Going from z-code 0 to z-code 6, 0 1 2 3 4 5 6, takes us through 
every 2 dimensional point between 0,0, where 0 lives, and 2,1, 
where 6 lives. It also goes through 3,0 but nothing is perfect.

Let's say you pick 2,2 and 3,3. The z code at the lowest point
is 12, and the highest is 15. So your z-iteration would be 
12, 13, 14, 15, which covers the rectangle from 2,2 to 3,3.

So, that is how it gets away without checking every point in the polygon
to see if they are inside the ear. It draws a rectangle around the ear,
it finds the lowest and highest corner of that rectangle, and iterates
through the z-curve to check every 2-d point that is 'near' the polygon
ear.

As you can imagine, if 14,000 of your points in your polygon are outside
this box, and only 1000 are in the box, thats quite a bit less math 
and calculation to be done than if you had to iterate through 15,000 points.

#### Additional massaging

If the straightforward earcutting fails, it also does some simple fixes, 

- Filtering points - removing some collinear and equal points

- Self intersections - removing points that only tie a tiny little knot
  in the polygon without contributing to its overall shape (and also
  make it not-simple)

- Split bridge - actually split the polygon into two separate ones,
  and try to earcut each.

Data examples are included under tests/fixtures in json files.
Visualization of test results is generated under viz/testoutput and can
be viewed in a web browser by opening viz/viz.html

### Coordinate number type

The coordinate type in this code is 64-bit floating point. Note that 
32-bit floating point will fail the tests because the test data files 
have numbers that cannot be held with full precision in 32 bits, like 
the base 10 number 537629.886026485, which gets rounded to 537629.875 
during conversion from base 10 to 32-bit base 2.


### Tradeoffs

This triangulator is built primarily as an exercise in porting 
javascript to Rust. However some minor details of the implementation 
have been modified for speed optimization. The code is supposed to 
produce exacly the same output as the javascript version, by using the 
large amount of test data supplied with the original javascript code. 
The speed is comparable with Mapbox's C++ version of earcut, earcut.hpp, 
except for input of very small polygons where the speed is much slower. 
See the benchmarking section for more detail.

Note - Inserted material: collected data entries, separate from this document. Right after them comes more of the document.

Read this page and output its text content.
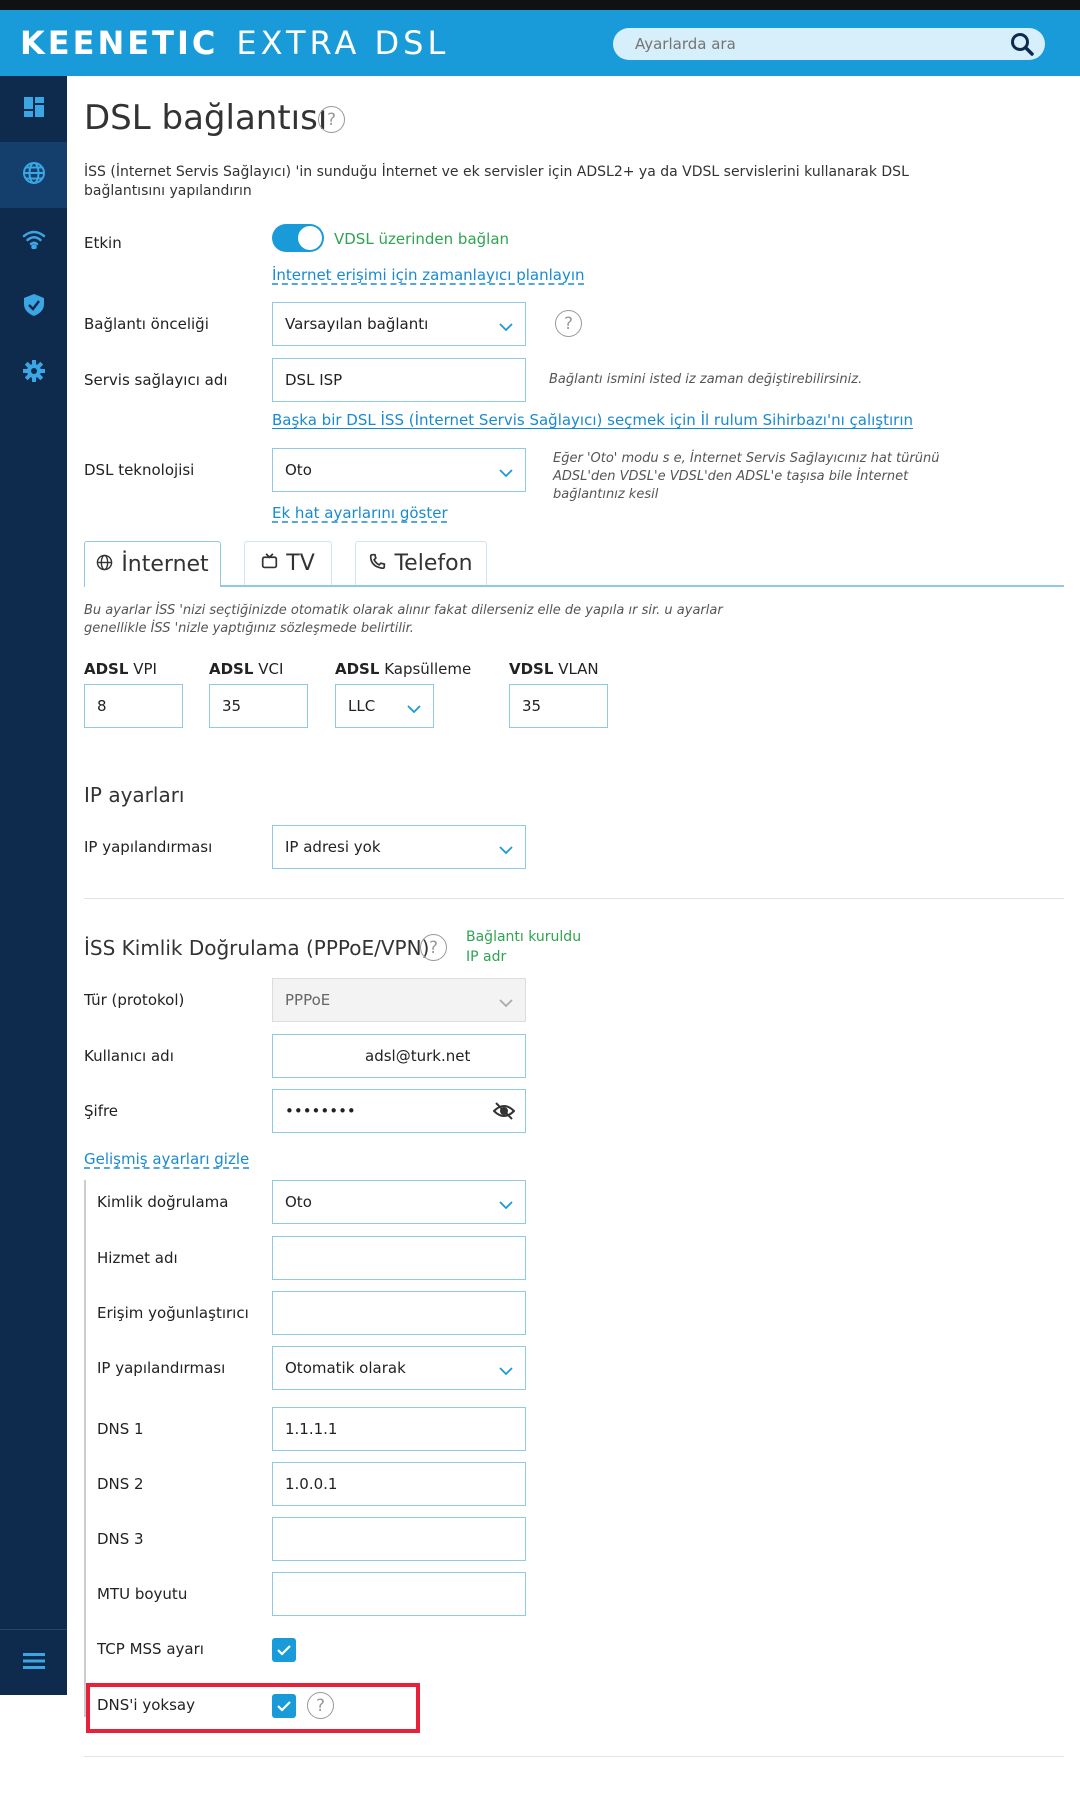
KEENETIC EXTRA DSL
Ayarlarda ara
DSL bağlantısı ?
İSS (İnternet Servis Sağlayıcı) 'in sunduğu İnternet ve ek servisler için ADSL2+ ya da VDSL servislerini kullanarak DSL bağlantısını yapılandırın
Etkin	VDSL üzerinden bağlan
İnternet erişimi için zamanlayıcı planlayın
Bağlantı önceliği	Varsayılan bağlantı	?
Servis sağlayıcı adı	DSL ISP	Bağlantı ismini isted iz zaman değiştirebilirsiniz.
Başka bir DSL İSS (İnternet Servis Sağlayıcı) seçmek için İl rulum Sihirbazı'nı çalıştırın
DSL teknolojisi	Oto
Eğer 'Oto' modu s e, İnternet Servis Sağlayıcınız hat türünü ADSL'den VDSL'e VDSL'den ADSL'e taşısa bile İnternet bağlantınız kesil
Ek hat ayarlarını göster
İnternet	TV	Telefon
Bu ayarlar İSS 'nizi seçtiğinizde otomatik olarak alınır fakat dilerseniz elle de yapıla ır sir. u ayarlar genellikle İSS 'nizle yaptığınız sözleşmede belirtilir.
ADSL VPI
8
ADSL VCI
35
ADSL Kapsülleme
LLC
VDSL VLAN
35
IP ayarları
IP yapılandırması	IP adresi yok
İSS Kimlik Doğrulama (PPPoE/VPN) ?
Bağlantı kuruldu
IP adr
Tür (protokol)	PPPoE
Kullanıcı adı	adsl@turk.net
Şifre	••••••••
Gelişmiş ayarları gizle
Kimlik doğrulama	Oto
Hizmet adı
Erişim yoğunlaştırıcı
IP yapılandırması	Otomatik olarak
DNS 1	1.1.1.1
DNS 2	1.0.0.1
DNS 3
MTU boyutu
TCP MSS ayarı
DNS'i yoksay	?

If you want to get correct triangulation even on very bad data with lots 
of self-intersections and earcutr is not precise enough, take a look at 
[libtess.js](https://github.com/brendankenny/libtess.js).

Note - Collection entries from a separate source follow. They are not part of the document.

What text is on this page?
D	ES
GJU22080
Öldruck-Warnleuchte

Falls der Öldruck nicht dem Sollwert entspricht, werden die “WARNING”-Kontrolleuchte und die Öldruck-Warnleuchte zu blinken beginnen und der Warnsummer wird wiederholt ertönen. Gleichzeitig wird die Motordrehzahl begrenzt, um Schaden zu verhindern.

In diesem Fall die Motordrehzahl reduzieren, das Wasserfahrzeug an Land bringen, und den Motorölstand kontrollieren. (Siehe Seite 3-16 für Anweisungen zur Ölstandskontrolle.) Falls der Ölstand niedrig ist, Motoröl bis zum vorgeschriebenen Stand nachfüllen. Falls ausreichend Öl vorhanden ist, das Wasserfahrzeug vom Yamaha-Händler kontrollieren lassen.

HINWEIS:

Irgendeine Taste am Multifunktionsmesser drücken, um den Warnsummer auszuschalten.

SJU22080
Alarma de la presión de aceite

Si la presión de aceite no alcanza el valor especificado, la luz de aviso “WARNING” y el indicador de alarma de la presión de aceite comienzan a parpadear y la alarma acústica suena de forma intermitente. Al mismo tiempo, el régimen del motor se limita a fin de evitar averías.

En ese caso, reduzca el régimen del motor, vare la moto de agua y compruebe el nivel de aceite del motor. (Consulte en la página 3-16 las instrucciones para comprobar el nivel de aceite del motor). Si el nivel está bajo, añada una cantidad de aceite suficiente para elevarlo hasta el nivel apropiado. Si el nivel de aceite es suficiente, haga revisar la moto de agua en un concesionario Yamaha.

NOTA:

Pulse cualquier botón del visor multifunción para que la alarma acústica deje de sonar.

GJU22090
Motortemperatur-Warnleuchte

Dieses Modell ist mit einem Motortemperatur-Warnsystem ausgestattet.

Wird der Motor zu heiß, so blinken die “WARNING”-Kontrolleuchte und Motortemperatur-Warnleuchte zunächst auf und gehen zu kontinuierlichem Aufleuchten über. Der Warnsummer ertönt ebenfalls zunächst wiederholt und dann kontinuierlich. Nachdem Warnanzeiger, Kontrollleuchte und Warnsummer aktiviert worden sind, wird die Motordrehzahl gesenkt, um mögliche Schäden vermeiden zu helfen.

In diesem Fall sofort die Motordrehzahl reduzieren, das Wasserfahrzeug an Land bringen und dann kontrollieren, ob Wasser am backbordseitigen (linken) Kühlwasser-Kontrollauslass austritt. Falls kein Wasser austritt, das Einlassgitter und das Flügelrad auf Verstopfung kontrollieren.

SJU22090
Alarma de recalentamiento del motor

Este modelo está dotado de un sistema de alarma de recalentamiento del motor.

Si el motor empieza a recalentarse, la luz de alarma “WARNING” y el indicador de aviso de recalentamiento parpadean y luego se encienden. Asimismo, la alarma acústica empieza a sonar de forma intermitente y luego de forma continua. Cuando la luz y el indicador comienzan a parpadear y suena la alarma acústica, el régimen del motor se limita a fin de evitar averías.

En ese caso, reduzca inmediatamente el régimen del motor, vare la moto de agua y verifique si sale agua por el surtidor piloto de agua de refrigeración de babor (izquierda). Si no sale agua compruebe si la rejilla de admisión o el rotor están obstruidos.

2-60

You may also want to consider pre-processing the polygon data with 
[Angus J's Clipper](http://angusj.com/delphi/clipper.php) which uses 
Vatti's Algorithm to clean up 'polygon soup' type of data.

### These algorithms are based on linked lists, is that difficult in Rust?

Yes. [A. Beinges's "Too Many Lists"](https://cglab.ca/~abeinges/blah/too-many-lists/book/) 
shows how to do Linked Lists in Rust. Rust also has a 'linked list' type
builtin, which could be made Circular in theory by calling iter().cycle().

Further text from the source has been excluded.